O blog
publica às sextas-feiras decisões da Primeira Turma do Colegiado
Recursal dos Juizados Especiais de Vitória, no biênio 2004/2006,
período em que tive a honra de integrar aquele dinâmico sodalício.
Não há compromisso de publicação da integralidade dos julgados
nem com a identificação das partes, vez que interessa apenas
revelar alguns temas interessantes que são debatidos no cotidiano
dos Juizados Especiais, os quais inegavelmente deram uma nova
dinâmica ao judiciário brasileiro. E de tal sorte que cada vez mais
são ampliadas suas competências. Pelo andar da carruagem, em breve
o que era especial passará a ser comum, o que faz alguns preverem em
futuro próximo o sepultamento das varas cíveis comuns, onde ou se
consegue um provimento cautelar ou antecipatório ou não se vê
resultado concreto em pelo menos longos anos de litígio.
Hoje
a questão versa sobre aquisição de bilhete de passagem aérea
promocional , nos termos abaixo:
RECURSO
INOMINADO Nº 5.815/04
ACÓRDÃO
EMENTA: RECURSO
INOMINADO. TRANSPORTE AÉREO. AQUISIÇÃO DE PASSAGEM AÉREA
INTERNACIONAL DE IDA E VOLTA DO TIPO “WALAPINFR” – INFORMAÇÃO
INADEQUADA QUANTO AO PRAZO DE UTILIZAÇÃO DO SEGUNDO VÔO –
RESTITUIÇÃO DO VALOR CORRESPONDENTE. DANO MORAL INEXISTENTE.
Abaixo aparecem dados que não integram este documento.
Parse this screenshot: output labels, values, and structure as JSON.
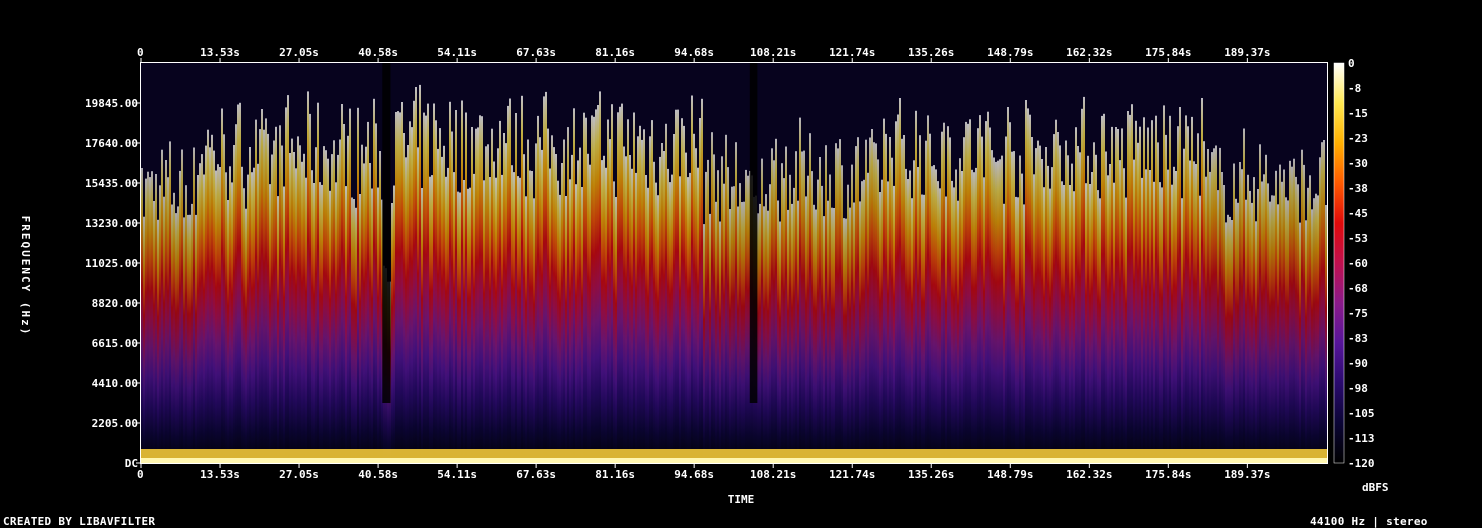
{
  "chart_data": {
    "type": "heatmap",
    "title": "",
    "xlabel": "TIME",
    "ylabel": "FREQUENCY (Hz)",
    "x_ticks": [
      "0",
      "13.53s",
      "27.05s",
      "40.58s",
      "54.11s",
      "67.63s",
      "81.16s",
      "94.68s",
      "108.21s",
      "121.74s",
      "135.26s",
      "148.79s",
      "162.32s",
      "175.84s",
      "189.37s"
    ],
    "x_tick_seconds": [
      0,
      13.53,
      27.05,
      40.58,
      54.11,
      67.63,
      81.16,
      94.68,
      108.21,
      121.74,
      135.26,
      148.79,
      162.32,
      175.84,
      189.37
    ],
    "x_range_seconds": [
      0,
      203.0
    ],
    "y_ticks": [
      "DC",
      "2205.00",
      "4410.00",
      "6615.00",
      "8820.00",
      "11025.00",
      "13230.00",
      "15435.00",
      "17640.00",
      "19845.00"
    ],
    "y_tick_hz": [
      0,
      2205,
      4410,
      6615,
      8820,
      11025,
      13230,
      15435,
      17640,
      19845
    ],
    "y_range_hz": [
      0,
      22050
    ],
    "colorbar_label": "dBFS",
    "colorbar_ticks": [
      "0",
      "-8",
      "-15",
      "-23",
      "-30",
      "-38",
      "-45",
      "-53",
      "-60",
      "-68",
      "-75",
      "-83",
      "-90",
      "-98",
      "-105",
      "-113",
      "-120"
    ],
    "colorbar_range_db": [
      -120,
      0
    ],
    "colormap": [
      "#000000",
      "#0b0535",
      "#2a0a6e",
      "#56159a",
      "#8a1a8a",
      "#c0104e",
      "#e00a0a",
      "#ff5a00",
      "#ffb000",
      "#ffe850",
      "#ffffff"
    ],
    "quiet_segments_seconds": [
      [
        41.3,
        42.7
      ],
      [
        104.2,
        105.5
      ],
      [
        203.0,
        203.0
      ]
    ],
    "sections": [
      {
        "start_s": 0,
        "end_s": 9.5,
        "level_db": -88
      },
      {
        "start_s": 9.5,
        "end_s": 41.3,
        "level_db": -75
      },
      {
        "start_s": 41.3,
        "end_s": 42.7,
        "level_db": -118
      },
      {
        "start_s": 42.7,
        "end_s": 96.0,
        "level_db": -72
      },
      {
        "start_s": 96.0,
        "end_s": 104.2,
        "level_db": -85
      },
      {
        "start_s": 104.2,
        "end_s": 105.5,
        "level_db": -100
      },
      {
        "start_s": 105.5,
        "end_s": 127.0,
        "level_db": -83
      },
      {
        "start_s": 127.0,
        "end_s": 182.0,
        "level_db": -74
      },
      {
        "start_s": 182.0,
        "end_s": 203.0,
        "level_db": -86
      }
    ]
  },
  "footer": {
    "credit": "CREATED BY LIBAVFILTER",
    "info": "44100 Hz | stereo"
  }
}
1.- A COMPANHIA DE AVIAÇÃO É
CONCESSIONÁRIA DE SERVIÇO PÚBLICO DE TRANSPORTE AÉREO E COMO
TAL SUA RESPONSABILIDADE É OBJETIVA, NOS TERMOS DO ART.37,§ 6º,
CF, SUBSUMINDO-SE AINDA ÁS NORMAS DO CÓDIGO DE DEFESA DO
CONSUMIDOR.
2.- NO CASO DE PASSAGEM AÉREA
PROMOCIONAL DE IDA E VOLTA, SEM A INFORMAÇÃO CLARA E ADEQUADA
QUANTO AO PRAZO DE SUA VALIDADE, INOBSERVANDO O DISPOSTO NO ART.6º
DO CDC, TEM A PASSAGEIRA O DIREITO À RESTITUIÇÃO DO VALOR
CORRESPONDENTE AO SEGUNDO VÔO OU DO TRECHO NÃO UTILIZADO, POR FORÇA
DO ARTIGO 14 DA LEI CONSUMERISTA.
3.-A DISCUSSÃO DE CLÁUSULA
CONTRATUAL, DE REGRA, NÃO GERA INDENIZAÇÃO POR DANOS MORAIS,
MORMENTE QUANDO NÃO SE DESINCUMBE A AUTORA DE COMPROVAR A OCORRÊNCIA
DE CONSTRANGIMENTOS CAPAZES DE JUSTIFICAR TAL IMPOSIÇÃO.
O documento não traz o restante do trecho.